If I walked into the average provider's office and said becoming more interoperable addresses all of their business issues and more, their ears would perk up. If they become digitally enabled and embrace electronic data sharing, providers will be able to:

  • Do more with less staff because data can now be quickly reviewed and added to the patient record
  • Implement patient matching to automate the filing of patient information to their chart
  • Have visibility into the data and analytics needed to participate with ACOs, thus providing the opportunity for higher reimbursement
  • Eliminate the expense of paper and toner, as well as the time spent performing manual processes when sorting, scanning, attaching, and shredding patient information
  • Improve performance ratings for your organization because you are now equipped with the knowledge about a patient upon arrival, rather than documents getting reconciled days after
  • Attract talent by using technology that fits today’s generational shift towards a millennial and gen z workforce that isn't interested in fax, and more importantly, doesn't even know how to use it

Connectivity is necessary to achieve interoperability

According to a recent KLAS survey, the success rate of interoperability in acute care and ambulatory settings far outweighs that in post-acute care. But does that mean they are complacent with doing things the old-fashioned way? One may think so, but that is not necessarily true. The survey also concluded that when propositioned with the idea of interoperability, they requested help to get them connected.

Many electronic health record (EHR) systems have interoperable data sharing capabilities, yet providers simply don’t realize they are connected and just need to enable electronic communication. It doesn’t help that we use a language of acronyms and tech talk that is foreign to providers. Many EHRs rename the functionality, using terminology specific to their product and unfamiliar to others, creating a barrier to the universal use of data sharing outside of their particular institution.

We need to use language they understand and meet them where they are. People don’t care how they communicate; they just want it to happen. Let’s use the mobile phone as an example. Many don’t care how it works, what network they’re using, where it goes, or what wireless protocols are used. They just want to make sure they have it, it sticks and stays, and they can communicate.

5 Simple steps to add electronic data sharing to your survival tool kit

We touched on a simple, pragmatic way to share data that can help them keep the doors open for businesses to take care of our ever-increasing aging population and here it is. To close this gap in interoperability here are five simple steps post-acute care providers can take now:

  1. Find out what you have: Contact your EHR to understand what electronic communication capabilities are available. More specifically, find out if you have Direct Secure Messaging, an encrypted “email-like” message with attachments.
  2. Get a Direct address: You will not be able to receive messages until you have an address.
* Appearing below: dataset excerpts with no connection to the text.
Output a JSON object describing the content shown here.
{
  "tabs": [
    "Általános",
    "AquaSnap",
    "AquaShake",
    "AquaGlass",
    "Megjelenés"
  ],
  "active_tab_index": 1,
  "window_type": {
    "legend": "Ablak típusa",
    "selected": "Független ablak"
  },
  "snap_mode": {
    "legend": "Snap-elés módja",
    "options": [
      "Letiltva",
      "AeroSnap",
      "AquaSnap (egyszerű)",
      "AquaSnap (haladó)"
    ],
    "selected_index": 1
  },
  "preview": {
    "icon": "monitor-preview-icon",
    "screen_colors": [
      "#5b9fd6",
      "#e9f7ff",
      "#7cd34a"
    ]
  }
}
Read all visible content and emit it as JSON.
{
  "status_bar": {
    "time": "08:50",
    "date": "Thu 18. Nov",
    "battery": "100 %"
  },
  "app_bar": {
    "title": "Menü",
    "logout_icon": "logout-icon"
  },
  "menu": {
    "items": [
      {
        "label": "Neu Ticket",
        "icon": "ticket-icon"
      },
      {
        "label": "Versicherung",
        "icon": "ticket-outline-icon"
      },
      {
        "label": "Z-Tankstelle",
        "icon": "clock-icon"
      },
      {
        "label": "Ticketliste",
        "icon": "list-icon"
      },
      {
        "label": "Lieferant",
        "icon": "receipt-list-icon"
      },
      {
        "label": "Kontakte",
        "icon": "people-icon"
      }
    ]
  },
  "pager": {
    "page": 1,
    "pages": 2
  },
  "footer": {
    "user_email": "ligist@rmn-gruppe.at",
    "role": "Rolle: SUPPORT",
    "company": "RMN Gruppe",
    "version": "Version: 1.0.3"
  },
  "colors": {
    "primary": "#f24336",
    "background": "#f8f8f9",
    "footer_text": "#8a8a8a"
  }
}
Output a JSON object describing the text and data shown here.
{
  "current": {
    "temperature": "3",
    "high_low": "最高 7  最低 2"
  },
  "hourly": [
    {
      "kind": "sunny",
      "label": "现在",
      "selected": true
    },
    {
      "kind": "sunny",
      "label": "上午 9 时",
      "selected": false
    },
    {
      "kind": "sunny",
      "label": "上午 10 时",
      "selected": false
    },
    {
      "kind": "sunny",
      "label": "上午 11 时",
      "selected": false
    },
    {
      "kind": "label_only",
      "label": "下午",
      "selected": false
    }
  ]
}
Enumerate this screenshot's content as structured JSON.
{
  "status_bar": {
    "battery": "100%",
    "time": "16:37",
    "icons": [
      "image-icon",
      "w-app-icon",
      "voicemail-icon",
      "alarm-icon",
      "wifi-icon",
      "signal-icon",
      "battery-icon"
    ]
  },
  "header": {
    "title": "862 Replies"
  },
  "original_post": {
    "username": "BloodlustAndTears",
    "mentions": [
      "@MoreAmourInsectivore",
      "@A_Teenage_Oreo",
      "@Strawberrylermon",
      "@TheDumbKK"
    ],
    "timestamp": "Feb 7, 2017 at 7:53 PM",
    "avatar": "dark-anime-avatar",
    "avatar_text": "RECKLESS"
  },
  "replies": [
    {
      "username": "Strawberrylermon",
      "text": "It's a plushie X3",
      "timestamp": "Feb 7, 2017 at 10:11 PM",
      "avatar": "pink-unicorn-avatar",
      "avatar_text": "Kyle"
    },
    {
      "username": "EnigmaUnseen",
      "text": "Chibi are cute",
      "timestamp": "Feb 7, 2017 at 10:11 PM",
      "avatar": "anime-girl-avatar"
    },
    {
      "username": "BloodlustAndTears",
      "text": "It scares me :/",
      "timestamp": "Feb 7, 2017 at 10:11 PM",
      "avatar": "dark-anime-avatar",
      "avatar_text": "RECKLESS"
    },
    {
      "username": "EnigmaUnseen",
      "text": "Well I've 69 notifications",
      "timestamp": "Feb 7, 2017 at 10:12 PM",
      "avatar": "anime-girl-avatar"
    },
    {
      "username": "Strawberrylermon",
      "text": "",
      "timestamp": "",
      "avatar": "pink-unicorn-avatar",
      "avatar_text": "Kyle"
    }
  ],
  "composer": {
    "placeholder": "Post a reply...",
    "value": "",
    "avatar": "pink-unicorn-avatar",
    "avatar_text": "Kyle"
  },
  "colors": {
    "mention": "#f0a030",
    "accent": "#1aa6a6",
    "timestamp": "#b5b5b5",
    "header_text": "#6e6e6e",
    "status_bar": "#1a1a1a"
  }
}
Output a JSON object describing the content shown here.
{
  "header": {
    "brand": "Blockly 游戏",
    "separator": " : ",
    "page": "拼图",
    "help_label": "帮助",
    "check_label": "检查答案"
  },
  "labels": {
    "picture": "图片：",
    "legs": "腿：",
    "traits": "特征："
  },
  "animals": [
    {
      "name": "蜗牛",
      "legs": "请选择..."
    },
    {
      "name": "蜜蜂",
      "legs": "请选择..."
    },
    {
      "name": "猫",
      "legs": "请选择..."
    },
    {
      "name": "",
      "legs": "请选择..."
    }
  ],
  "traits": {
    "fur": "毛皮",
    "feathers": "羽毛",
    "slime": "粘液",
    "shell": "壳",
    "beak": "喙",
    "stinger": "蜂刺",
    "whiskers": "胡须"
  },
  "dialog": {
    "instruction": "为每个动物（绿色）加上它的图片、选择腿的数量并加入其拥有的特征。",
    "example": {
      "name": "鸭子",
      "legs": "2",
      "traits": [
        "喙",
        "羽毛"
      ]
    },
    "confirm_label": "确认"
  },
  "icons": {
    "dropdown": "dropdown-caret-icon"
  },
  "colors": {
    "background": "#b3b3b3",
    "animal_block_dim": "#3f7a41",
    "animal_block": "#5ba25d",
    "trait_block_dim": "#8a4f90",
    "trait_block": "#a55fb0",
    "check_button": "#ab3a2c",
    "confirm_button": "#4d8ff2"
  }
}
Allow the information to show up in an inbox rather than your fax machine.
  3. Learn how to use Direct: Have your EHR account rep point you to a knowledge-based article or video on how to use Direct messaging. Ensure all personnel receive training and are clear about your goal to transition off of fax over to Direct.
  4. Publish your address: Be sure others can find your organization in the National Provider Directory by making sure your Direct address(es) are published.
  5. Notify others in your community: Call or email the providers you exchange with the most to notify them that you’d like to transition away from fax to Direct Secure Messaging. Provide your Direct address and see if they know theirs.

Providers don’t need to take an all-or-nothing approach. Start with the largest concentration or highest volume. Fifty percent of a provider’s volume in post-acute may be with organizations who use a specific EHR, or 40% of their referrals may come from a single entity. Transitioning off of fax, over time, will bring tremendous relief to providers right now.